Chaparral se retire alors pendant plusieurs années, Jim Hall surement dégoûté des décisions prises par la FIA, dans une catégorie qui lui promettait le moins de restrictions possibles.
Il faudra attendre 10 ans. L’année 1979 pour être plus précis. L’usage de l’effet de sol s’est étendu à d’autres championnats, dont le plus prestigieux, la F1. Aux Etats-Unis, l’Indycar intéresse, et intéresse notamment Chaparral qui voit ici l’occasion de revenir sur le devant de la scène. Avec l’aide d’un certain John Barnard, concepteur de la non moins célèbre Mclaren MP4, les usines de Midland produisent la 2K. Proche des Lotus de l’époque, sa livrée Pennzoil jaune et noir permet à Chaparral de refouler le bitume. Et de quelle manière ! Après quelques victoires moins prestigieuses, le pilote Johnny Rutherford vient s’imposer sur le Brickyard des 500 miles d’Indianapolis. Chaparral remporte en 1980 un nouveau grand titre et rentre un peu plus dans la légende.

En 1982, la 2K commence à être dépassée.
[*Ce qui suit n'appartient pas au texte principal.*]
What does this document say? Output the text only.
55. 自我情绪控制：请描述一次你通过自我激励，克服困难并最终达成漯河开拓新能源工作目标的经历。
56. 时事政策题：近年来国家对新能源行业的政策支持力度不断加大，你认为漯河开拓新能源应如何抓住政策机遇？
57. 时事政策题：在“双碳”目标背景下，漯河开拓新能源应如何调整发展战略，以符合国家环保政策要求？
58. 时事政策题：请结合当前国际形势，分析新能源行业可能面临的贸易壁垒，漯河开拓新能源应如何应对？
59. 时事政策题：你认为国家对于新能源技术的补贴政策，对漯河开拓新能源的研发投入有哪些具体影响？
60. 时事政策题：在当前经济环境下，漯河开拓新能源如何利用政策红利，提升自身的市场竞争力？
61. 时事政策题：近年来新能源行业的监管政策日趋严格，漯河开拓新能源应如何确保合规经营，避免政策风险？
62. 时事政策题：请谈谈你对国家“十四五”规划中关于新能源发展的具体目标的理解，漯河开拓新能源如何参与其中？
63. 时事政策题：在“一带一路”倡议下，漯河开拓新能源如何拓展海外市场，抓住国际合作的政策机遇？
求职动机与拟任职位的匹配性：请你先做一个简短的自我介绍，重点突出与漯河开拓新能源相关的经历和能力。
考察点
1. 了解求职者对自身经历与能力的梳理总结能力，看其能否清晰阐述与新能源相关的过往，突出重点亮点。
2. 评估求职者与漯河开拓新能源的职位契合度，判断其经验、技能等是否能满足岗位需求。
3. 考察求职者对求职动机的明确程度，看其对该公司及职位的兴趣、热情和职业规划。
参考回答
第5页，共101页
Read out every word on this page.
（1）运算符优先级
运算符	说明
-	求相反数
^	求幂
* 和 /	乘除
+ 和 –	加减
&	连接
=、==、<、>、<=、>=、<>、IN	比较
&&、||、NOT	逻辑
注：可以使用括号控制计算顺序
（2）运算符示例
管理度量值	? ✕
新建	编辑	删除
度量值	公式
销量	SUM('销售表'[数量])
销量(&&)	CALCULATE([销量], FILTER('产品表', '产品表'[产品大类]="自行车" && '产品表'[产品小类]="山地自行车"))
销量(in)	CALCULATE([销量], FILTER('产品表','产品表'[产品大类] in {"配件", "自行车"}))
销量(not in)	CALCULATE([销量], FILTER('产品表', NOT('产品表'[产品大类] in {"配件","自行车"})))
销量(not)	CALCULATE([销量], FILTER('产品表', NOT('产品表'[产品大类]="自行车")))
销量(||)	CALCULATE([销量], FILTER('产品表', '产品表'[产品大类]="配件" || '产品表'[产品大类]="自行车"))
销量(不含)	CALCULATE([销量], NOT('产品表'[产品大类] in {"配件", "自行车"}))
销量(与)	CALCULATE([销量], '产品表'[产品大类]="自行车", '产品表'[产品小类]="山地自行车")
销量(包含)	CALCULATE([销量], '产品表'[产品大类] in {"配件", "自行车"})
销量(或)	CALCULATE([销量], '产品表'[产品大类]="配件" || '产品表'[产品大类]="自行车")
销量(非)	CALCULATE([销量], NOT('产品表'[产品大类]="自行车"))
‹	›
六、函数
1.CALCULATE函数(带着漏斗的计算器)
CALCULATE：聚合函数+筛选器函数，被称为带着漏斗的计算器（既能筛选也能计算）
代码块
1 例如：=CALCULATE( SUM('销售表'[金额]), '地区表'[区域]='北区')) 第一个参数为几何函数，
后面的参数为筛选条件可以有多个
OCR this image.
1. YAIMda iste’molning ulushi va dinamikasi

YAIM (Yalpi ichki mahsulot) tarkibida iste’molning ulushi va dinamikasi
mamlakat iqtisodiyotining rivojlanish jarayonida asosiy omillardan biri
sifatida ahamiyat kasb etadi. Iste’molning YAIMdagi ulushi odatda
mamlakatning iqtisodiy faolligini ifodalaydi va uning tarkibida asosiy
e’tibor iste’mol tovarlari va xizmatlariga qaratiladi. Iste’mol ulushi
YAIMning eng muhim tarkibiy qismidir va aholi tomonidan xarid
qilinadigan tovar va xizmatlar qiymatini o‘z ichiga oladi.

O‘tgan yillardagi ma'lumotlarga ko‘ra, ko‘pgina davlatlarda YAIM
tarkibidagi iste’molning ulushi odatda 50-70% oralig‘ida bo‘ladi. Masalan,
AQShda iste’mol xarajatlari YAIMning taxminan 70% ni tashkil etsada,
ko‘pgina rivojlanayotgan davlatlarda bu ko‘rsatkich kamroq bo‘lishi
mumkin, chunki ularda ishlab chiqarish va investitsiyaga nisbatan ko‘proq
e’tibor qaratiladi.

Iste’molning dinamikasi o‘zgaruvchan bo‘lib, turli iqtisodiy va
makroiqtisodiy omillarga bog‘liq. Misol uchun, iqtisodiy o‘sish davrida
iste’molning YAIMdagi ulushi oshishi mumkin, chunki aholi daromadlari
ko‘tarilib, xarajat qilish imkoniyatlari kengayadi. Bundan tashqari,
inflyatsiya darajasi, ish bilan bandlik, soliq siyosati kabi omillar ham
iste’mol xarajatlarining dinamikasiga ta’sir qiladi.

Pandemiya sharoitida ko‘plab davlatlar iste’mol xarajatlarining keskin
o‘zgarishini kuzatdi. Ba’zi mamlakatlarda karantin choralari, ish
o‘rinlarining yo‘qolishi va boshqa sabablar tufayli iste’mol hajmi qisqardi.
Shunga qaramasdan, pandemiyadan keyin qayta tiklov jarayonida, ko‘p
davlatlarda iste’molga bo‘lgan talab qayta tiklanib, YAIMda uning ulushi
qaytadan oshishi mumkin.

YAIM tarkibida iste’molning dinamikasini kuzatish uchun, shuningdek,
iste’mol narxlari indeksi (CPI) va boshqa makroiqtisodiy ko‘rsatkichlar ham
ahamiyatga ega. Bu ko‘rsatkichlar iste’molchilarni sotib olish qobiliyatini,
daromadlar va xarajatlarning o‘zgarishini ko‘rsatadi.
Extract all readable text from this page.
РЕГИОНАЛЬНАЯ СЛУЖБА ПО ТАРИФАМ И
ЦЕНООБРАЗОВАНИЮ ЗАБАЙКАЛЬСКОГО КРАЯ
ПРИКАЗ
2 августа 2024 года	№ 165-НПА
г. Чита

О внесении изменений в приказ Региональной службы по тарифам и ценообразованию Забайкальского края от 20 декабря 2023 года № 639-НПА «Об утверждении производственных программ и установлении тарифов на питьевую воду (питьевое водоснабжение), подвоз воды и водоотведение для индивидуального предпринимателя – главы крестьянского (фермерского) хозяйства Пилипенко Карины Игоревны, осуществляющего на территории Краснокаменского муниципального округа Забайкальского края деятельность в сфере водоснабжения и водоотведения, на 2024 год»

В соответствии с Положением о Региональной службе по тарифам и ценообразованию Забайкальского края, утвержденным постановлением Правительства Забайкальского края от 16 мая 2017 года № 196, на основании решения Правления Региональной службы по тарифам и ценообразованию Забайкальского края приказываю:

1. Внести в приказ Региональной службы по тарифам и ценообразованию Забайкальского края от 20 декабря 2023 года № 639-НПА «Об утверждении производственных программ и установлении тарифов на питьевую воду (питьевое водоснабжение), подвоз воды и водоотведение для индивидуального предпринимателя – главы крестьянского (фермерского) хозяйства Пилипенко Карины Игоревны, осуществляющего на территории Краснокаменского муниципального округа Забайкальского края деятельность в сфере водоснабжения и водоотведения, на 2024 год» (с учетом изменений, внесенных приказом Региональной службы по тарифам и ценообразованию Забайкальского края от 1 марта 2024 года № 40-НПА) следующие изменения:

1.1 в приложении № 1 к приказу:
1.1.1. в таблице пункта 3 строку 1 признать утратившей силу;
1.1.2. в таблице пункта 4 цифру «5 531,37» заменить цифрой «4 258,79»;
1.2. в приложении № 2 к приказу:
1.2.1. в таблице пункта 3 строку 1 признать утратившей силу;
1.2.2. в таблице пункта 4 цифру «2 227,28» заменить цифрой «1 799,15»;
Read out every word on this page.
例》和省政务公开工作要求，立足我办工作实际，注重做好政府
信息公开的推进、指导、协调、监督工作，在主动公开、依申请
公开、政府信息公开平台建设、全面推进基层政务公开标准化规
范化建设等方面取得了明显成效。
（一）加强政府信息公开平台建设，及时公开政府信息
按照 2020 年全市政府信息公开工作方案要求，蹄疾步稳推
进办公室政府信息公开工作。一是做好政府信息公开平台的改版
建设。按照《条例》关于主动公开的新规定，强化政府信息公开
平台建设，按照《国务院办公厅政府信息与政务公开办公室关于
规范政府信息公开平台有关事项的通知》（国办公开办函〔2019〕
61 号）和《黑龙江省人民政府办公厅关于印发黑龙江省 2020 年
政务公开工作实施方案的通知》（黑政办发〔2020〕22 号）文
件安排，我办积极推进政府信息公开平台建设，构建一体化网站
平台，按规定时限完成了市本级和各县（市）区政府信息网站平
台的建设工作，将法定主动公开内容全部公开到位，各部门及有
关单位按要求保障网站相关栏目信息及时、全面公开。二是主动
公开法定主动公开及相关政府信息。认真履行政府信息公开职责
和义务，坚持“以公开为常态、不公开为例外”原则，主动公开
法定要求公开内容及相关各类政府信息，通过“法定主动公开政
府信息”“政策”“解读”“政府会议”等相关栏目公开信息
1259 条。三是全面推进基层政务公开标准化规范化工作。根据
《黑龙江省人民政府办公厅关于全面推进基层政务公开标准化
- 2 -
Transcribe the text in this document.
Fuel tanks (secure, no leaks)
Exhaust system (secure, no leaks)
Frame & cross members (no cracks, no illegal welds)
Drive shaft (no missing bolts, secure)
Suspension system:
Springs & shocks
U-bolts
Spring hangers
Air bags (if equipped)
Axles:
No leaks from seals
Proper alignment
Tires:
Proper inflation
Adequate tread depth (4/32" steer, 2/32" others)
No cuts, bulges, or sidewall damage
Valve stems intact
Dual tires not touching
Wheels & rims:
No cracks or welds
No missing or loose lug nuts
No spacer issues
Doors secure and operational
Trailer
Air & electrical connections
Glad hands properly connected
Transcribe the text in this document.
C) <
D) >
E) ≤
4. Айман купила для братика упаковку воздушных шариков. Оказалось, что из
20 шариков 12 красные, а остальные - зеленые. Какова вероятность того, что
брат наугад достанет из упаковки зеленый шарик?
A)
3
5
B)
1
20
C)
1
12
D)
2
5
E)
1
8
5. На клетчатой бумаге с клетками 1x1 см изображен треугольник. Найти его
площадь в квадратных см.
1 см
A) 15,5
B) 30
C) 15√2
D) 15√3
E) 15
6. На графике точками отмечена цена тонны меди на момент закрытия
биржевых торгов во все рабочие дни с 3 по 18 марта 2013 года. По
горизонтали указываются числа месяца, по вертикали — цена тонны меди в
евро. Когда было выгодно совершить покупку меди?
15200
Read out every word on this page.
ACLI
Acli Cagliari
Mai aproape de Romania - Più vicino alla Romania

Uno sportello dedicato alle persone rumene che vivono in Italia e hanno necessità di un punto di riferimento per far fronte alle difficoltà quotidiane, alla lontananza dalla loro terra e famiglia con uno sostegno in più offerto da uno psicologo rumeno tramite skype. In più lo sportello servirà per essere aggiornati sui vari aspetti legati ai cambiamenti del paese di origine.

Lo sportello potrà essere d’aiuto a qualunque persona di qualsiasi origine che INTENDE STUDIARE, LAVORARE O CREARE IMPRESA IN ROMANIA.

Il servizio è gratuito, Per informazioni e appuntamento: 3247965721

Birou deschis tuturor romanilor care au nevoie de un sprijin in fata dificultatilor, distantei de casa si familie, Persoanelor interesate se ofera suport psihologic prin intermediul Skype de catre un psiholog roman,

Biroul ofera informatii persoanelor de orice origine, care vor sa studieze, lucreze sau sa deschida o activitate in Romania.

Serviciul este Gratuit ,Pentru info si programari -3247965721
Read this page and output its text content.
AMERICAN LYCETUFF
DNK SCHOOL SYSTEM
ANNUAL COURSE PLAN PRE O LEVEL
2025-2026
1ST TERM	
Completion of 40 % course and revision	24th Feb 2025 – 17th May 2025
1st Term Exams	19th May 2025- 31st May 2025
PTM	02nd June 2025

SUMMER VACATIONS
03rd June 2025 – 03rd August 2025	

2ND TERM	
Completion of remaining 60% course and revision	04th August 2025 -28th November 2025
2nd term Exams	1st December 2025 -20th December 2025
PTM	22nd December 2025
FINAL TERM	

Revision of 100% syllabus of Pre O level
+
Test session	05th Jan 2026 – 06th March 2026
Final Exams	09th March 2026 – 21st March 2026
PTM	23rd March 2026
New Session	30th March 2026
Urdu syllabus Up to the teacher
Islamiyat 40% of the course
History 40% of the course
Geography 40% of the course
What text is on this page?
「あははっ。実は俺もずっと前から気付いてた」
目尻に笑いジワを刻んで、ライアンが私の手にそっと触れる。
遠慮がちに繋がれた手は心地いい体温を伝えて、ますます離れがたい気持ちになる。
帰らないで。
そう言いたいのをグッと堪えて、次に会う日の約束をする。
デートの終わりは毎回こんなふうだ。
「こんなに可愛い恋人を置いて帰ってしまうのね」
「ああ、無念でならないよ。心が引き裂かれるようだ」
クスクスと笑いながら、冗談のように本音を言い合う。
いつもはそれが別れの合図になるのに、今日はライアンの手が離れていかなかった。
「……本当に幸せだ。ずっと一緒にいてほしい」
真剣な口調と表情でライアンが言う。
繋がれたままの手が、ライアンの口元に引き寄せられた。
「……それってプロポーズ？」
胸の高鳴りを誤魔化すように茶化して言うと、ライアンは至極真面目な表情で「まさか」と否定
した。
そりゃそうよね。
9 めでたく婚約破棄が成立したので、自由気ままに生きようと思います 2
Mais aucune nouvelle Chaparral ne sortira. Jim Hall deviendra un ingénieur de choix pour les autres écuries (sur Lola ou Reynard), surtout dans les années 90.
Chaparral finit sa carrière dans un doux silence, sans faillite éclair, sans conflit interne. Les passionnés qui l’ont fait vivre ont créé en même temps l’une des références en termes de sport auto.
Aujourd’hui, le Permian Basin Petroleum Museum à Midland, consacre toute une salle à l’aventure Chaparral. Un bon moyen de découvrir le génie, et non pas la folie, de ces ingénieurs qui auront, sur leur piste du Texas, repoussé les limites de l’ingénierie automobile.